Bahman, are you sure this isn't an oil painting on a 4ft by 6ft canvas? :) When I see ultra realistic paintings, I wonder why they just didn't take a photograph. When I see highy expressionistic photos I wonder the reverse! But a nice piece of art and no linseed oil and turpentine fumes. My one nitpic: I wish the bright spot in the upper r. was red or a darker value.

-- Mike Green (mgprod@mindspring.com), January 07, 1999.

Bahman, Have you been saving your best work for last? I can't relate to most of your work even tho I can see the quality of craftmanship. But this piece is really nice even to my simple mind. Thanks for posting it. Maybe you will educate me yet!

-- Micheal F. Kelly (Kellys@alaska.net), January 07, 1999.

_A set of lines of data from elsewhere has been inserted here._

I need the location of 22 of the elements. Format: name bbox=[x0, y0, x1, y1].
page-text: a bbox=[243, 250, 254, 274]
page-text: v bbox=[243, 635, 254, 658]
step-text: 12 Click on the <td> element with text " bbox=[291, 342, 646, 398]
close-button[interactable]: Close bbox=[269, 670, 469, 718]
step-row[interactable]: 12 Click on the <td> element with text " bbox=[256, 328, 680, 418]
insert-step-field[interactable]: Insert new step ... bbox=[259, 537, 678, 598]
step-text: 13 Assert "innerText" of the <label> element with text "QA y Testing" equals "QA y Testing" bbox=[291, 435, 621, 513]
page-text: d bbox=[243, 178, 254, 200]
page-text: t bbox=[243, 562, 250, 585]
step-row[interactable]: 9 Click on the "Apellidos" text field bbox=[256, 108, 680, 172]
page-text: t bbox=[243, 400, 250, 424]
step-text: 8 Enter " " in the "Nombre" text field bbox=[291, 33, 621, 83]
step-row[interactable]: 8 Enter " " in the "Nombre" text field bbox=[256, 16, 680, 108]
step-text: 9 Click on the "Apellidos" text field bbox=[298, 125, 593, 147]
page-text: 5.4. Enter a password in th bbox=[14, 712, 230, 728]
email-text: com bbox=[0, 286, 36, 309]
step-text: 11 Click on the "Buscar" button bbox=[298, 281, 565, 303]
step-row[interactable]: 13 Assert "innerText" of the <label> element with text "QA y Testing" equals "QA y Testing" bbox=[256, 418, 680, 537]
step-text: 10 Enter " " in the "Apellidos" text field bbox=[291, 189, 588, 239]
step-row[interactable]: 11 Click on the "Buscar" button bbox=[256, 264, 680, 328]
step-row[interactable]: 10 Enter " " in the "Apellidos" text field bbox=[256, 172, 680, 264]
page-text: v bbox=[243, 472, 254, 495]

Bahman..in this and the flying pigeon, you are doing it again...painting with your camera! I can understand how some traditional nature photographers may not be able to relate to your work or even like it, but I find it very interesting. I think you are developing your very own art form! For Mike Green...in art school..(or least this is the way it used to be) if you painted a very realistic painting, your art instructor would scream at you,"If you want it to look exactly like it is..take a photo" The idea was, to make it art...you needed to put emotion and feeling into the subject matter. This is what is so amazing to me about Bahman's works...he seems to be doing this with his camera. Meade Kelly

-- Meade Kelly (kelly@clipper.net), January 07, 1999.

The image does indeed have a nice, painterly quality. The dark area at the top of the image pulls my eye away from the color. Moving the camera down a hair (or closer a hair, or both) to crop that dark area out would in my opinion improve the image.